8:59 pm on 9 November 2017

Queenstown Lakes Mayor Jim Boult is attempting to reassure home owners after the council unanimously agreed to a short-term rental clampdown.


The Queenstown Mayor says locals feel uncomfortable their residential areas are effectively turning into de-facto commercial zones. Photo: 123.rf

The revised rules, which include a proposal to restrict short-term letting in many residential areas of the district to 28 days per year, were backed unanimously by councillors at a meeting yesterday.

The changes were not intended to remove existing visitor accommodation or target people who wanted to let part of their home for additional income, Mr Boult said.

"We believe the proposals reflect the desires of a significant portion of our community who don't want to see their neighbourhood becoming a commercial accommodation operation," he said.

Queenstown Lakes District Mayor Jim Boult

Queenstown Mayor Jim Boult. Photo: Supplied

"We are not against Airbnb or other visitor accommodation booking sites, and acknowledge they play an important role in providing short term beds for people visiting the district. But we need to ensure our own people are housed and that short term accommodation is available in the most appropriate locations."

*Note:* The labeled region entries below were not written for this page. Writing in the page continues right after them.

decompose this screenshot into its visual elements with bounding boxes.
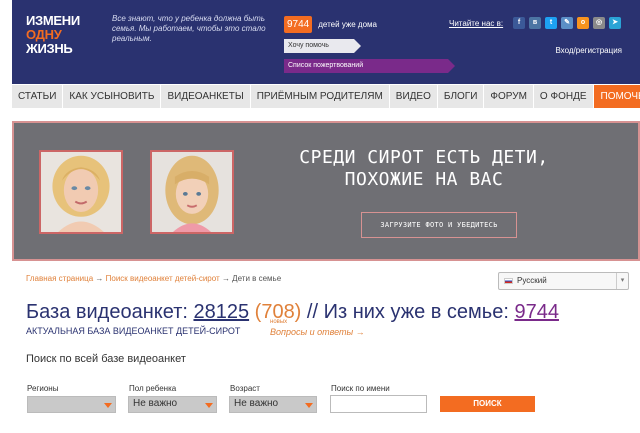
age-select[interactable]: Не важно (229, 396, 317, 413)
nav-item-6[interactable]: БЛОГИ (438, 85, 485, 108)
counter-number: 9744 (284, 16, 313, 33)
nav-item-4[interactable]: ПРИЁМНЫМ РОДИТЕЛЯМ (251, 85, 390, 108)
age-value: Не важно (234, 398, 279, 409)
regions-label: Регионы (27, 384, 59, 393)
nav-item-2[interactable]: КАК УСЫНОВИТЬ (63, 85, 162, 108)
page: ИЗМЕНИ ОДНУ ЖИЗНЬ Все знают, что у ребен… (0, 0, 640, 433)
upload-photo-button[interactable]: ЗАГРУЗИТЕ ФОТО И УБЕДИТЕСЬ (361, 212, 517, 238)
search-button[interactable]: ПОИСК (440, 396, 535, 412)
language-select[interactable]: Русский ▾ (498, 272, 629, 290)
breadcrumb-separator: → (95, 274, 104, 283)
instagram-icon[interactable]: ◎ (593, 17, 605, 29)
new-label: новых (270, 319, 288, 325)
site-header: ИЗМЕНИ ОДНУ ЖИЗНЬ Все знают, что у ребен… (12, 0, 640, 84)
banner-title: СРЕДИ СИРОТ ЕСТЬ ДЕТИ, ПОХОЖИЕ НА ВАС (254, 147, 594, 191)
breadcrumb-search[interactable]: Поиск видеоанкет детей-сирот (106, 274, 220, 283)
tagline: Все знают, что у ребенка должна быть сем… (112, 14, 266, 43)
database-title-prefix: База видеоанкет: (26, 301, 188, 323)
gender-value: Не важно (133, 398, 178, 409)
dropdown-arrow-icon (104, 403, 112, 408)
login-register-link[interactable]: Вход/регистрация (555, 46, 622, 55)
gender-label: Пол ребенка (129, 384, 177, 393)
main-nav: СТАТЬИ КАК УСЫНОВИТЬ ВИДЕОАНКЕТЫ ПРИЁМНЫМ Р… (12, 85, 640, 108)
dropdown-arrow-icon (205, 403, 213, 408)
adopted-counter: 9744 детей уже дома (284, 16, 377, 33)
vk-icon[interactable]: в (529, 17, 541, 29)
twitter-icon[interactable]: t (545, 17, 557, 29)
telegram-icon[interactable]: ➤ (609, 17, 621, 29)
database-title-middle: // Из них уже в семье: (306, 301, 509, 323)
odnoklassniki-icon[interactable]: о (577, 17, 589, 29)
nav-item-7[interactable]: ФОРУМ (484, 85, 534, 108)
total-count-link[interactable]: 28125 (193, 301, 249, 323)
search-heading: Поиск по всей базе видеоанкет (26, 353, 186, 365)
promo-banner: СРЕДИ СИРОТ ЕСТЬ ДЕТИ, ПОХОЖИЕ НА ВАС ЗА… (12, 121, 640, 261)
counter-text: детей уже дома (318, 20, 377, 29)
nav-item-1[interactable]: СТАТЬИ (12, 85, 64, 108)
language-value: Русский (517, 276, 547, 285)
in-family-count-link[interactable]: 9744 (514, 301, 559, 323)
nav-help-button[interactable]: ПОМОЧЬ (593, 85, 640, 108)
banner-title-line-2: ПОХОЖИЕ НА ВАС (344, 169, 504, 190)
name-search-label: Поиск по имени (331, 384, 390, 393)
nav-item-5[interactable]: ВИДЕО (390, 85, 438, 108)
breadcrumb: Главная страница → Поиск видеоанкет дете… (26, 274, 281, 283)
logo-line-1: ИЗМЕНИ (26, 13, 80, 28)
breadcrumb-home[interactable]: Главная страница (26, 274, 93, 283)
donations-list-button[interactable]: Список пожертвований (284, 59, 455, 73)
name-search-input[interactable] (330, 395, 427, 413)
social-icons: f в t ✎ о ◎ ➤ (513, 17, 621, 29)
woman-photo (39, 150, 123, 234)
database-headline: База видеоанкет: 28125 (708) // Из них у… (26, 301, 559, 324)
gender-select[interactable]: Не важно (128, 396, 217, 413)
logo-line-3: ЖИЗНЬ (26, 41, 73, 56)
dropdown-arrow-icon (305, 403, 313, 408)
facebook-icon[interactable]: f (513, 17, 525, 29)
russia-flag-icon (504, 278, 513, 284)
breadcrumb-separator: → (221, 274, 230, 283)
logo-line-2: ОДНУ (26, 27, 62, 42)
age-label: Возраст (230, 384, 260, 393)
follow-us-link[interactable]: Читайте нас в: (449, 19, 503, 28)
regions-select[interactable] (27, 396, 116, 413)
chevron-down-icon[interactable]: ▾ (616, 273, 628, 289)
site-logo[interactable]: ИЗМЕНИ ОДНУ ЖИЗНЬ (26, 14, 80, 56)
nav-item-3[interactable]: ВИДЕОАНКЕТЫ (161, 85, 251, 108)
database-subtitle: АКТУАЛЬНАЯ БАЗА ВИДЕОАНКЕТ ДЕТЕЙ-СИРОТ (26, 326, 241, 336)
nav-item-8[interactable]: О ФОНДЕ (534, 85, 594, 108)
banner-title-line-1: СРЕДИ СИРОТ ЕСТЬ ДЕТИ, (299, 147, 549, 168)
faq-link[interactable]: Вопросы и ответы → (270, 327, 365, 337)
livejournal-icon[interactable]: ✎ (561, 17, 573, 29)
breadcrumb-current: Дети в семье (232, 274, 282, 283)
girl-photo (150, 150, 234, 234)
want-to-help-button[interactable]: Хочу помочь (284, 39, 361, 53)
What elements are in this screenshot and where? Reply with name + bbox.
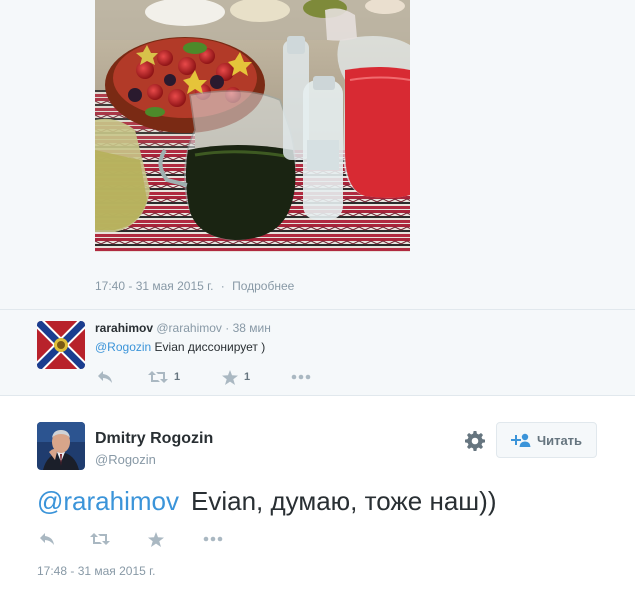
reply-text: @Rogozin Evian диссонирует ) xyxy=(95,340,265,354)
main-tweet-text: @rarahimov Evian, думаю, тоже наш)) xyxy=(37,486,496,517)
gear-icon xyxy=(465,431,485,451)
follow-button[interactable]: Читать xyxy=(496,422,597,458)
reply-button[interactable] xyxy=(39,530,55,548)
reply-body: Evian диссонирует ) xyxy=(151,340,266,354)
tweet-photo[interactable] xyxy=(95,0,410,252)
star-icon xyxy=(222,369,238,385)
like-button[interactable]: 1 xyxy=(222,368,250,386)
reply-icon xyxy=(40,533,54,545)
like-button[interactable] xyxy=(148,530,164,548)
more-icon xyxy=(291,374,311,380)
retweet-icon xyxy=(90,533,110,545)
more-button[interactable] xyxy=(203,530,223,548)
original-tweet: 17:40 - 31 мая 2015 г. · Подробнее xyxy=(0,0,635,309)
reply-time[interactable]: 38 мин xyxy=(233,321,271,335)
main-display-name[interactable]: Dmitry Rogozin xyxy=(95,430,213,448)
avatar[interactable] xyxy=(37,422,85,470)
main-tweet-timestamp[interactable]: 17:48 - 31 мая 2015 г. xyxy=(37,564,155,578)
more-icon xyxy=(203,536,223,542)
original-tweet-meta: 17:40 - 31 мая 2015 г. · Подробнее xyxy=(95,279,294,293)
original-tweet-timestamp[interactable]: 17:40 - 31 мая 2015 г. xyxy=(95,279,213,293)
main-tweet-body: Evian, думаю, тоже наш)) xyxy=(190,486,497,516)
retweet-icon xyxy=(148,371,168,383)
main-tweet: Dmitry Rogozin @Rogozin Читать @rarahimo… xyxy=(0,396,635,611)
reply-button[interactable] xyxy=(97,368,113,386)
reply-display-name[interactable]: rarahimov xyxy=(95,321,153,335)
star-icon xyxy=(148,531,164,547)
reply-handle[interactable]: @rarahimov xyxy=(156,321,222,335)
reply-mention-link[interactable]: @Rogozin xyxy=(95,340,151,354)
reply-actions: 1 1 xyxy=(95,368,335,386)
add-user-icon xyxy=(510,433,531,447)
retweet-button[interactable]: 1 xyxy=(148,368,180,386)
reply-icon xyxy=(98,371,112,383)
reply-header: rarahimov @rarahimov · 38 мин xyxy=(95,321,271,335)
main-tweet-actions xyxy=(37,530,277,548)
retweet-count: 1 xyxy=(174,371,181,383)
reply-tweet: rarahimov @rarahimov · 38 мин @Rogozin E… xyxy=(0,309,635,396)
retweet-button[interactable] xyxy=(90,530,110,548)
follow-label: Читать xyxy=(536,432,583,448)
main-mention-link[interactable]: @rarahimov xyxy=(37,486,179,516)
settings-button[interactable] xyxy=(465,431,485,451)
avatar[interactable] xyxy=(37,321,85,369)
like-count: 1 xyxy=(244,371,251,383)
main-handle[interactable]: @Rogozin xyxy=(95,452,156,467)
details-link[interactable]: Подробнее xyxy=(232,279,294,293)
meta-separator: · xyxy=(220,279,225,293)
reply-separator: · xyxy=(225,321,230,335)
more-button[interactable] xyxy=(291,368,311,386)
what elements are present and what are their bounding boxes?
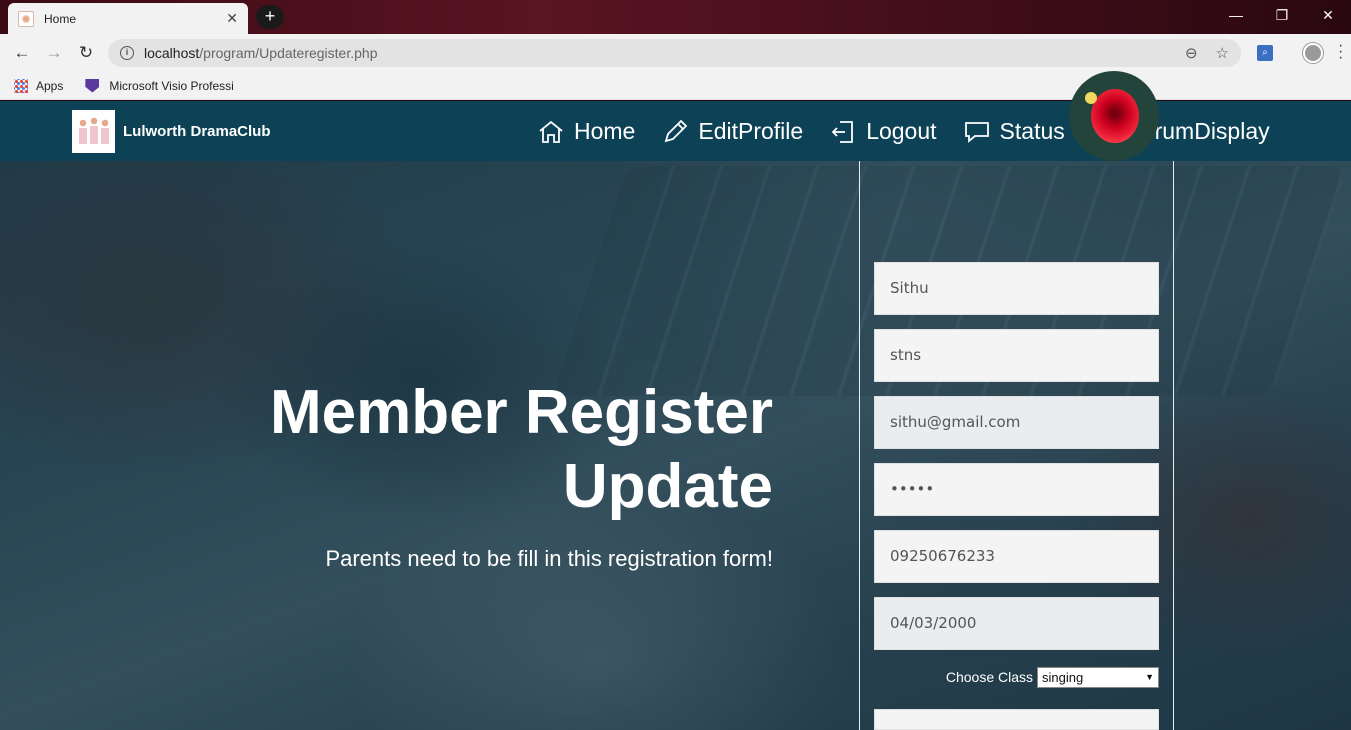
dropdown-caret-icon: ▼ — [1145, 672, 1154, 682]
flower-bud-icon — [1085, 92, 1097, 104]
nav-home[interactable]: Home — [538, 118, 635, 145]
chat-icon — [964, 121, 989, 143]
minimize-button[interactable]: — — [1213, 0, 1259, 30]
dob-field[interactable]: 04/03/2000 — [874, 597, 1159, 650]
back-arrow-icon[interactable]: ← — [6, 43, 38, 63]
browser-toolbar: ← → ↻ i localhost/program/Updateregister… — [0, 34, 1351, 72]
profile-avatar — [1069, 71, 1159, 161]
email-field[interactable]: sithu@gmail.com — [874, 396, 1159, 449]
close-tab-icon[interactable]: ✕ — [226, 10, 238, 27]
hero-subtitle: Parents need to be fill in this registra… — [325, 546, 773, 571]
username-field[interactable]: stns — [874, 329, 1159, 382]
next-field[interactable] — [874, 709, 1159, 730]
password-field[interactable]: ••••• — [874, 463, 1159, 516]
info-icon[interactable]: i — [120, 46, 134, 60]
visio-icon — [85, 78, 100, 93]
browser-tab[interactable]: Home ✕ — [8, 3, 248, 34]
address-bar[interactable]: i localhost/program/Updateregister.php ⊖… — [108, 39, 1241, 67]
apps-grid-icon — [14, 78, 28, 93]
name-field[interactable]: Sithu — [874, 262, 1159, 315]
bookmark-star-icon[interactable]: ☆ — [1216, 44, 1229, 62]
home-icon — [539, 120, 563, 143]
nav-logout[interactable]: Logout — [830, 118, 937, 145]
class-row: Choose Class singing ▼ — [874, 666, 1159, 688]
bookmark-visio[interactable]: Microsoft Visio Professi — [77, 78, 234, 93]
main-menu: Home EditProfile Logout Status ForumDisp… — [538, 118, 1270, 145]
extension-search-icon[interactable]: ⌕ — [1257, 45, 1273, 61]
url-text[interactable]: localhost/program/Updateregister.php — [144, 45, 1167, 61]
window-controls: — ❐ ✕ — [1213, 0, 1351, 30]
browser-tabstrip: Home ✕ + — ❐ ✕ — [0, 0, 1351, 34]
reload-icon[interactable]: ↻ — [70, 43, 102, 63]
restore-button[interactable]: ❐ — [1259, 0, 1305, 30]
pencil-icon — [665, 119, 688, 142]
phone-field[interactable]: 09250676233 — [874, 530, 1159, 583]
favicon-icon — [18, 10, 34, 27]
brand-name[interactable]: Lulworth DramaClub — [123, 123, 271, 140]
dancers-logo-icon — [75, 114, 112, 149]
bookmark-apps[interactable]: Apps — [14, 78, 63, 93]
logout-icon — [831, 120, 854, 143]
nav-status[interactable]: Status — [964, 118, 1065, 145]
nav-editprofile[interactable]: EditProfile — [662, 118, 803, 145]
close-window-button[interactable]: ✕ — [1305, 0, 1351, 30]
class-select[interactable]: singing ▼ — [1037, 666, 1159, 688]
class-label: Choose Class — [945, 669, 1033, 685]
new-tab-button[interactable]: + — [256, 5, 284, 29]
forward-arrow-icon[interactable]: → — [38, 43, 70, 63]
site-logo[interactable] — [72, 110, 115, 153]
tab-title: Home — [44, 11, 77, 26]
browser-menu-icon[interactable]: · · · — [1338, 38, 1343, 66]
flower-icon — [1091, 89, 1139, 143]
profile-avatar-icon[interactable] — [1303, 43, 1323, 63]
hero-title: Member Register Update — [269, 378, 773, 521]
zoom-icon[interactable]: ⊖ — [1185, 44, 1198, 62]
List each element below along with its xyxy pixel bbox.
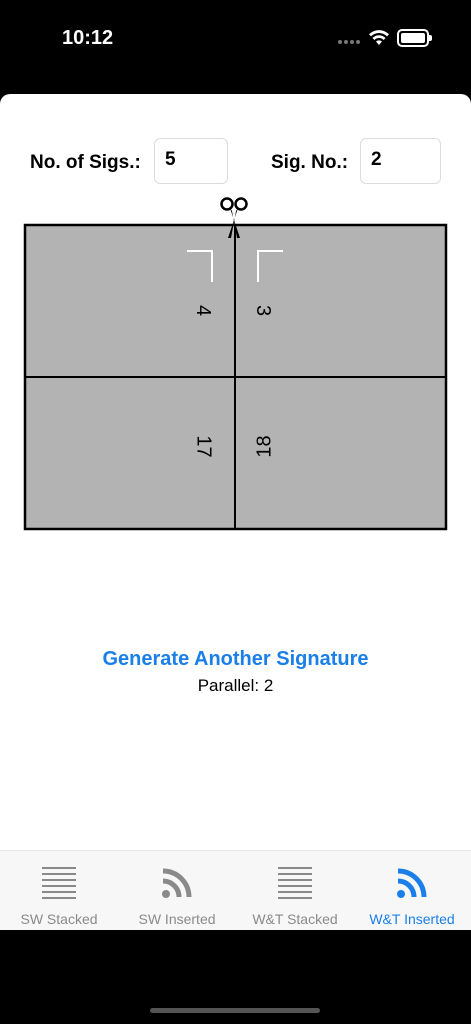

The rules were designed to target absentee owners, who are buying houses in low- and medium-density residential areas to let as short-term visitor accommodation.

"We're not trying to stop people from renting out their home when they're away on holiday," Mr Boult said.

"The proposed rules still allow for that. It's important people realise that we aren't taking away existing rights. These proposals won't affect anyone with existing resource consent for visitor accommodation.

"We are regularly hearing that people feel uncomfortable with their suburbs housing more and more short-term guests. They are effectively living next to a hotel and are concerned that their residential areas are turning into de-facto commercial zones."

Those wishing to let out their home while it was empty could still do so for 28 days a year, comprising three separate lets.

People could still sublet part of their home to provide additional income, if they remained living in the house, he said.

"What we're proposing for homestays means that if you've got a spare room or self-contained flat and you'd like to rent it out, you can continue to do so as often as you like, as long as you're there and there are fewer than five guests."

Current council rules allowed home owners to rent out their properties to short-term guests for up to 90 days a year.

But the council has said the rules were poorly understood, and poorly policed.

As a result, 14 percent of all short-term stays in the district were booked through Airbnb, council figures show.

Faced with a severe housing shortage, council staff want to restrict the letting of homes in many residential parts of the district to 28 days a year.

The idea being this would lead to fewer houses listed on Airbnb and more on the rental market.

Council figures estimate 2700 houses have been removed from the long-term rental market as a result of Airbnb.

Airbnb came out strongly opposed to the council's proposal, saying it undermined property owner's rights and the company would fight the measures.

Mr Boult encourages residents to take part in consultation, which will be notified on 23 November and be open for three months.